This can happen possibly because of a race condition on creating the telemetry aggregate document, or can happen if the aggregation is interrupted after the creation of the document and gets triggered again. It could also happen if the device time is changed into the past.

The way telemetry docs are created: when a new telemetry entry is written, we check whether we should aggregate old telemetry data (if the “reporting” interval turned over). If yes, we aggregate into a single doc which we will later be synced to the server. This doc has a “fixed” id. If, when we attempt a write, we discover that the doc already exists, we don’t overwrite, and instead we create this “conflicted” entry.

1 Like

Are these conflicted documents frequent?
Finding the corresponding “non-conflicted” doc would be useful, just to know when it was created and whether it contains identical data. Created Seconds before? Milliseconds before? Completely different data?

Thinking about it, conflicting documents can also be triggered by running the app in two tabs (or by some weirdness in cht-android)

1 Like

Are these conflicted documents frequent?

In one instance there were 20 conflicts out of 5,618 total telemetry docs (so about 0.36%).
In another there were 328 conflicts out of 27,475 total telemetry docs (so about 1.2%).

completely different data for the corresponding “non-conflicted” doc?

I’ve seen a mix. For the one with 20 conflicts, 10 of the conflicted documents had a corresponding document that had the exact same data for metrics, dbInfo, and device. The other 10 had some of those properties the same and some different.

Created Seconds before? Milliseconds before?

Telemetry docs don’t have a timestamp property. For the docs that are conflicted, the UUID has the UNIX epoch time on the end, but since the non-conflicted doc doesn’t have a timestamp, I can’t tell how close together they were.

Here’s the SQL I’m using just FYI:

SELECT
	doc#>>'{metadata,user}' AS t_user,
	(doc#>>'{metadata,year}')::int AS year,
	(doc#>>'{metadata,month}')::int AS month,
	doc#>>'{metadata,deviceId}' AS device_id,
	COUNT(*) AS count_telemetry_docs,
	COUNT(DISTINCT(doc#>>'{metrics}')) AS count_distinct_metrics,
	COUNT(DISTINCT(doc#>>'{dbInfo}')) AS count_distinct_dbinfo,
	COUNT(DISTINCT(doc#>>'{device}')) AS count_distinct_device
	
FROM
	couchdb_users_meta
	
WHERE
	doc->>'type' = 'telemetry'

GROUP BY 
	t_user,
	year,
	month,
	device_id
	
ORDER BY
	count_telemetry_docs DESC,
	count_distinct_metrics DESC,
	count_distinct_dbinfo DESC,
	count_distinct_device DESC

In another there were 328 conflicts out of 27,475 total telemetry docs (so about 1.2%).

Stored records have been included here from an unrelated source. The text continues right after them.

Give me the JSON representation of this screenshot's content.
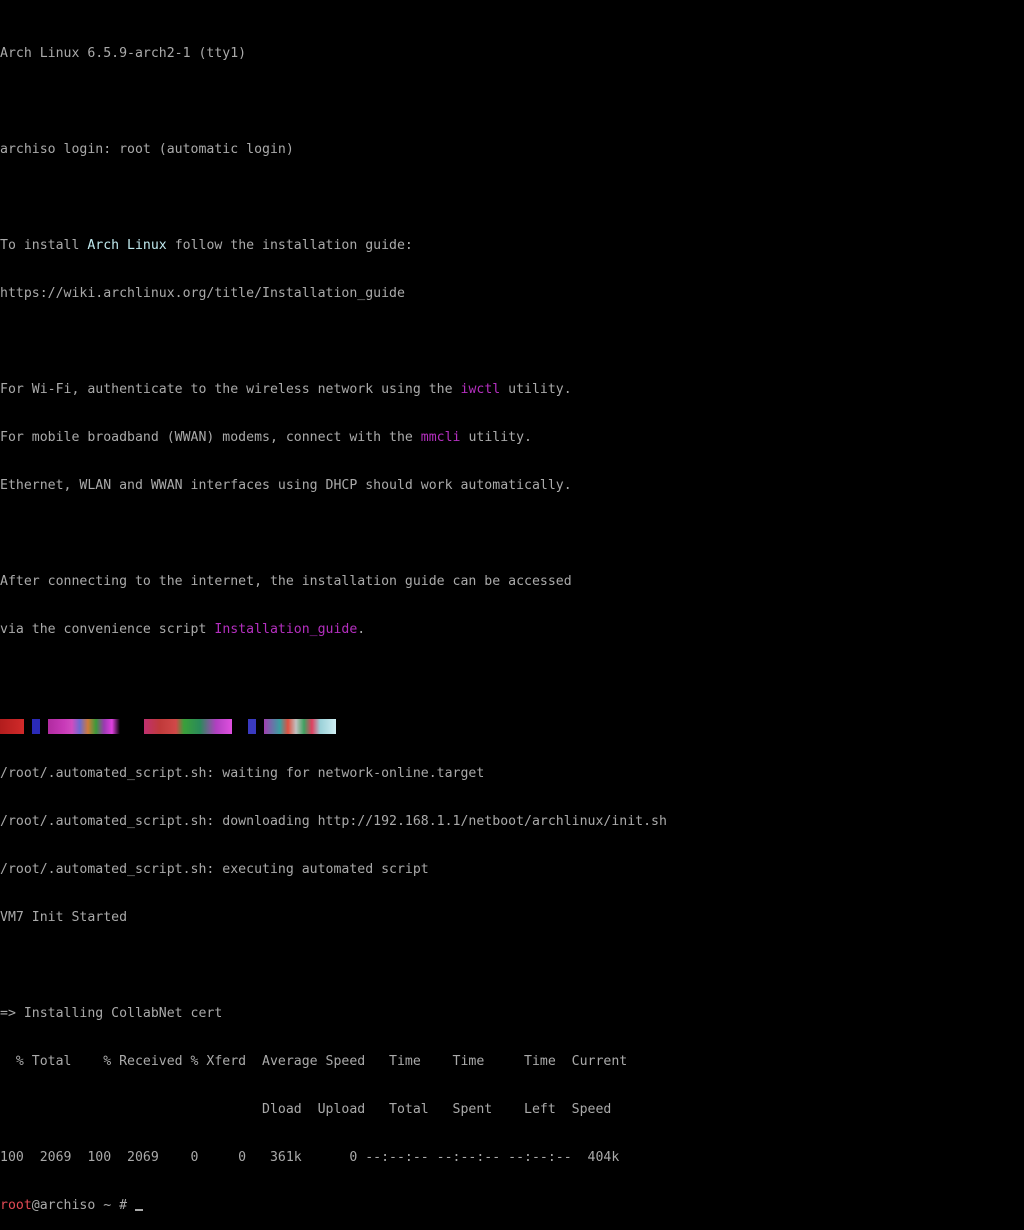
{
  "terminal": {
    "line1": "Arch Linux 6.5.9-arch2-1 (tty1)",
    "line2": "archiso login: root (automatic login)",
    "install": {
      "pre": "To install ",
      "highlight": "Arch Linux",
      "post": " follow the installation guide:",
      "url": "https://wiki.archlinux.org/title/Installation_guide"
    },
    "wifi": {
      "pre": "For Wi-Fi, authenticate to the wireless network using the ",
      "highlight": "iwctl",
      "post": " utility."
    },
    "mobile": {
      "pre": "For mobile broadband (WWAN) modems, connect with the ",
      "highlight": "mmcli",
      "post": " utility."
    },
    "ethernet": "Ethernet, WLAN and WWAN interfaces using DHCP should work automatically.",
    "after1": "After connecting to the internet, the installation guide can be accessed",
    "after2": {
      "pre": "via the convenience script ",
      "highlight": "Installation_guide",
      "post": "."
    },
    "script_lines": [
      "/root/.automated_script.sh: waiting for network-online.target",
      "/root/.automated_script.sh: downloading http://192.168.1.1/netboot/archlinux/init.sh",
      "/root/.automated_script.sh: executing automated script",
      "VM7 Init Started"
    ],
    "cert_line": "=> Installing CollabNet cert",
    "curl_header1": "  % Total    % Received % Xferd  Average Speed   Time    Time     Time  Current",
    "curl_header2": "                                 Dload  Upload   Total   Spent    Left  Speed",
    "curl_progress": "100  2069  100  2069    0     0   361k      0 --:--:-- --:--:-- --:--:--  404k",
    "prompt": {
      "user": "root",
      "rest": "@archiso ~ # "
    }
  },
  "colors": {
    "background": "#000000",
    "text": "#aaaaaa",
    "cyan_highlight": "#bfe9ee",
    "magenta_highlight": "#b42fbf",
    "prompt_user": "#e24a55"
  }
}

That’s a pretty high incidence. What version is this instance running?
There have been changes done to the telemetry recording since 3.8. We could check an instance that is running a more recent version (3.12+) and check the frequency of conflicted telemetry after the upgrade to 3.12.

For the one with 20 conflicts, 10 of the conflicted documents had a corresponding document that had the exact same data for metrics , dbInfo , and device .

were all the users Android users?